NEW YORK -- Carta began as a company known for digitizing paper stock certificates, struggling to get investors' attention. Still, over the years, it has evolved into a platform for private capital, with annual revenue of nearly $600 million, using a playbook that the company recently revamped and is now powered by AI.
Carta’s original strategy was to supercharge its business: Start with a service business, transform it into software, dominate the market and repeat, said Vrushali Paunikar, the company's chief product officer, during a presentation at the AI Agent Conference on Monday. While the equity management firm has found success with this approach, the growth of AI technology and agents has helped it magnify results.
“The greatest business opportunity out there in the world is taking a dated service business and turning it into a product business powered with AI,” Paunikar said during the presentation. She said the new business strategy starts with a service business, transforms it into an AI-enabled product business and then scale.
Carta’s refined business methodology is an example of how businesses are having to shift to incorporate generative and agentic AI. While the equity firm has found success with AI, some enterprises are still figuring out where the technology fits within their organizations.
The Experimentation Phase
For enterprises still trying to understand how to use AI, Paunikar advised starting small.
“Pick a very finite problem and experiment,” she said in an interview. She added that one of the things that accelerated Carta’s learning process with agents is using Claude from Anthropic.
“We started building like CLIs and plugins and skills for Claude to use,” she said. “That actually helped us learn a lot about agent behavior.”
Experimenting with AI tools is the key for enterprises, especially C-level executives, according to David Treat, global CTO at Pearson, an education and academic assessment company.
“You have to be hands-on to really understand the power or potential,” Treat said during a fireside chat, adding that when C-suite executives know how to work with AI tools, it makes a difference.
While practicing with AI tools is essential, enterprises should not view AI automation as just another layer to add to their workload, said Ali Alkhafaji, CEO of Apply Digital, a digital transformation company.
“Reimagine that process, that workload,” he said. “I guarantee you more often than not, you’ll find places where AI can help you truly transform the way you work.”

However, businesses need to avoid rushing or thinking they need to experiment with all AI tools; they need to be nimble and able to prototype the next best thing, said Masha Sharma, vice president of merchant experience at Groupon, in an interview.
“Frankly, I see people getting overwhelmed because you’re trying to be on the cutting edge of all of that and you’re thinking that you’re missing out,” she said. “You kind of have to slow down.”
Mistakes Will Happen
However, AI transformation in business does not mean no failures and mistakes, and enterprises experimenting with generative and agentic AI should know that they will face challenges that sometimes cannot be predetermined.
“It is incredibly difficult to put all the rules and policies in place to protect enterprises with AI because you don’t know where a potential incident is going to come from,” Alkhafaji said in an interview.
Even Carta, with its refined business model, failed some experiments before succeeding.
“There were some experiments we did on direct manipulation, It was disastrous,” Paunikar said.
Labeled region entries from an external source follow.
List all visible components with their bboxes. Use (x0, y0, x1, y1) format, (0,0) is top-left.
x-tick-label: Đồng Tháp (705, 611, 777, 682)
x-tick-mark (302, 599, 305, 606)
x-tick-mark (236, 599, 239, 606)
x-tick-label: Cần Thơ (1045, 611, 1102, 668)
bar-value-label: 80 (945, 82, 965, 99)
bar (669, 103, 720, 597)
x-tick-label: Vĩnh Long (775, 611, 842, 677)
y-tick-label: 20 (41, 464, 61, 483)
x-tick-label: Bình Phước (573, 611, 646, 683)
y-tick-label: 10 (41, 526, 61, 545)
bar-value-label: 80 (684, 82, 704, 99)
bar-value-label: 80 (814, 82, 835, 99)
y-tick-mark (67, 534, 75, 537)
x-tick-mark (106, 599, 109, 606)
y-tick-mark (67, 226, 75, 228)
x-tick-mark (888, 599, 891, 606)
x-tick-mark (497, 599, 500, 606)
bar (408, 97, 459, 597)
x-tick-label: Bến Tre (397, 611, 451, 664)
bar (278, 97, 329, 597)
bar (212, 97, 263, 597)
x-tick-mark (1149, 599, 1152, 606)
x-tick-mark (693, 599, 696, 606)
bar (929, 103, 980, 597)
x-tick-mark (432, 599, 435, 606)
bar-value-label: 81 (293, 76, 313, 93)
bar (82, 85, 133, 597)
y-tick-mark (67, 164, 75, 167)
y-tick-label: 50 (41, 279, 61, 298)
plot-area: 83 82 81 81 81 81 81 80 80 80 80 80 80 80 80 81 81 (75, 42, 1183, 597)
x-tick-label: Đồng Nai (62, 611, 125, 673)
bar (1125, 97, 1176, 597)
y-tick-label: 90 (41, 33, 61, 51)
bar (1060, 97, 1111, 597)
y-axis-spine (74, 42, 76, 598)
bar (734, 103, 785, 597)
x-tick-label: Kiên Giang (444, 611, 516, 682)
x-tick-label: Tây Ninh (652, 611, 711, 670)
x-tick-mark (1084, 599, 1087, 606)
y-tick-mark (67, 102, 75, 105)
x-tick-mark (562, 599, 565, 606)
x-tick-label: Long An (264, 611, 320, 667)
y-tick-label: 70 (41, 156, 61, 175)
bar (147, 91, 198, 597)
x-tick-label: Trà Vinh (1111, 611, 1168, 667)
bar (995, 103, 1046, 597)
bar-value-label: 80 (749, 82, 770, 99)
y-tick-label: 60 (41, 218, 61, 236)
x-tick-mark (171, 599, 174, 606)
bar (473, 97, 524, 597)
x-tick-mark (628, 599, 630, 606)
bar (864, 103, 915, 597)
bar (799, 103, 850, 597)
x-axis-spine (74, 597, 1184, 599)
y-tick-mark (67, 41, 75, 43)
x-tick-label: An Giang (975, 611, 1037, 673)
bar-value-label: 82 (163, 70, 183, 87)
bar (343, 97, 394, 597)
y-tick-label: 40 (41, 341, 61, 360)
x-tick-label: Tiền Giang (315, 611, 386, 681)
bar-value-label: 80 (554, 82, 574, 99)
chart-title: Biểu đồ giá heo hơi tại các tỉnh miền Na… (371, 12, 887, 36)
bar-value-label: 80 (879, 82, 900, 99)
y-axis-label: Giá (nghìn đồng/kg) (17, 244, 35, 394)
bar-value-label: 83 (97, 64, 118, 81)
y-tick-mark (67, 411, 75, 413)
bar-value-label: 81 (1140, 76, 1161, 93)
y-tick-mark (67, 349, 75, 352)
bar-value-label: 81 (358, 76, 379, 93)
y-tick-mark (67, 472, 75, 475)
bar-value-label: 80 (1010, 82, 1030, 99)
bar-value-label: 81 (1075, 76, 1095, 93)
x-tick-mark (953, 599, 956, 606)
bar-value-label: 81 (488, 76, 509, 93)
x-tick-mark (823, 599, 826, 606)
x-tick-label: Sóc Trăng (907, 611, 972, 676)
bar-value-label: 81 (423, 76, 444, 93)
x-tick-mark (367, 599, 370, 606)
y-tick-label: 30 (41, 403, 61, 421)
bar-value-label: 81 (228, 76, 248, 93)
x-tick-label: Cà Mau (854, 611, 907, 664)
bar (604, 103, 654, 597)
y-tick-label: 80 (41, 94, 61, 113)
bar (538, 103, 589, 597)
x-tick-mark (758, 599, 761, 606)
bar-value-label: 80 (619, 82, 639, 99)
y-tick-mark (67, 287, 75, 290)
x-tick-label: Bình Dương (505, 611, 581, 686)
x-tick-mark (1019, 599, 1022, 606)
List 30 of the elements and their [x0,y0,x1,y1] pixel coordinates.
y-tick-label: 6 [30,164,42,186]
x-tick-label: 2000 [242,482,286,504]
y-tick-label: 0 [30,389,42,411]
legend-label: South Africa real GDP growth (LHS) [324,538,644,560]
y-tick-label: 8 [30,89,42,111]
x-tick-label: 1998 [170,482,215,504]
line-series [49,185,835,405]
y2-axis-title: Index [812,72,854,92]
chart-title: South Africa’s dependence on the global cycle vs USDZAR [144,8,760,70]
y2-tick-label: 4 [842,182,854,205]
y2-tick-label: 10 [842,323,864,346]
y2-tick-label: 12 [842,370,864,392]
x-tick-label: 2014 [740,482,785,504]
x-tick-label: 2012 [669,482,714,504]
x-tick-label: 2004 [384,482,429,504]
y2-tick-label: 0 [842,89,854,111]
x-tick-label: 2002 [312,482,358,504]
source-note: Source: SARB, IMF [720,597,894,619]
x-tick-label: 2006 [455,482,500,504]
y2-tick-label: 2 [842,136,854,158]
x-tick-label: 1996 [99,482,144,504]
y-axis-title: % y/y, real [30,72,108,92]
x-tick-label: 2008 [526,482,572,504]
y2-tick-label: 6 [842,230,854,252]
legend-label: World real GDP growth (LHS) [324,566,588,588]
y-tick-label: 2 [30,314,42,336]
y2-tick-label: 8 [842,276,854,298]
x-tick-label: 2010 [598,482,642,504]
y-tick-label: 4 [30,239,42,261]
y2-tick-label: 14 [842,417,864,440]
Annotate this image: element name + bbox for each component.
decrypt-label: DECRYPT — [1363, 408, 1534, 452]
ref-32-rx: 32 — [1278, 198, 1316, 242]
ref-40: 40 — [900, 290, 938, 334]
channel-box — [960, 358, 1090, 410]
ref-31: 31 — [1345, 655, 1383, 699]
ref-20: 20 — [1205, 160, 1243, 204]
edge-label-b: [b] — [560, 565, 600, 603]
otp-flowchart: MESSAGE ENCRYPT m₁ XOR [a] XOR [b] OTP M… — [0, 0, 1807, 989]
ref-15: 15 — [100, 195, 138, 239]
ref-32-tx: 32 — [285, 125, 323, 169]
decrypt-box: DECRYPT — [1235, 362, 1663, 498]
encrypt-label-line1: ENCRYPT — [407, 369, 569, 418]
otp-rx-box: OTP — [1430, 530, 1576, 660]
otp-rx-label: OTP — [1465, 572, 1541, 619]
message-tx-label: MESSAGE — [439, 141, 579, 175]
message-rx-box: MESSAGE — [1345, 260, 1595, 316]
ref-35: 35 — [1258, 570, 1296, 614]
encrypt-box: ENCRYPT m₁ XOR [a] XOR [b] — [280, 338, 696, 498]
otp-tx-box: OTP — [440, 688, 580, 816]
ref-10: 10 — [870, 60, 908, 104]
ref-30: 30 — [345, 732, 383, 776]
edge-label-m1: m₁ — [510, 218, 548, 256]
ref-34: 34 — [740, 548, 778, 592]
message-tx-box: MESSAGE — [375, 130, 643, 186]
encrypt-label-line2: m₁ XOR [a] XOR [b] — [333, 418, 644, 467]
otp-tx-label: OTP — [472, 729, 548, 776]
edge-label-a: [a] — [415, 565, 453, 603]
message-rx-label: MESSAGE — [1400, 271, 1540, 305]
She added that Carta does not give agents access to its data. Agents can access its product only through workflows that have data health checks and validation.
To deal with these unknown variables, Alkhafaji said Applied Digital has set up a set of principles and guidelines that can be used to make decisions in real time within the company if an agent makes a mistake.
“We’re probably going to face a challenger moment at some point,” he added, referring to the AI market. “An incident will come up, and it is going to be a major brand. It is going to make many people think twice about AI. I do not think it is going to stop it, but it is certainly going to put up like an additional level of rigor that is needed today but not really adopted everywhere.”
The Human Factor
One way to avoid a disastrous moment during the experimentation phase is to keep a human in the loop.
“Where do you place value in general as a human is trust,” said Deepak Shrivastava, CEO of Sunrise AI, in an interview. He added that, with agents being trusted to make financial transactions, make purchasing decisions or even shop, that level of trust is increasing. “The best way to build that trust and maintain that trust is people, human to human.”
More than maintaining trust, the human-in-the-loop, or people factor, is also a way for enterprises to differentiate, Sharma said.
“Everything is going to start to look very much the same,” she said, referring to the responses from AI agents. She added that businesses that want to stand out and personalize their products or services will need humans to stay involved.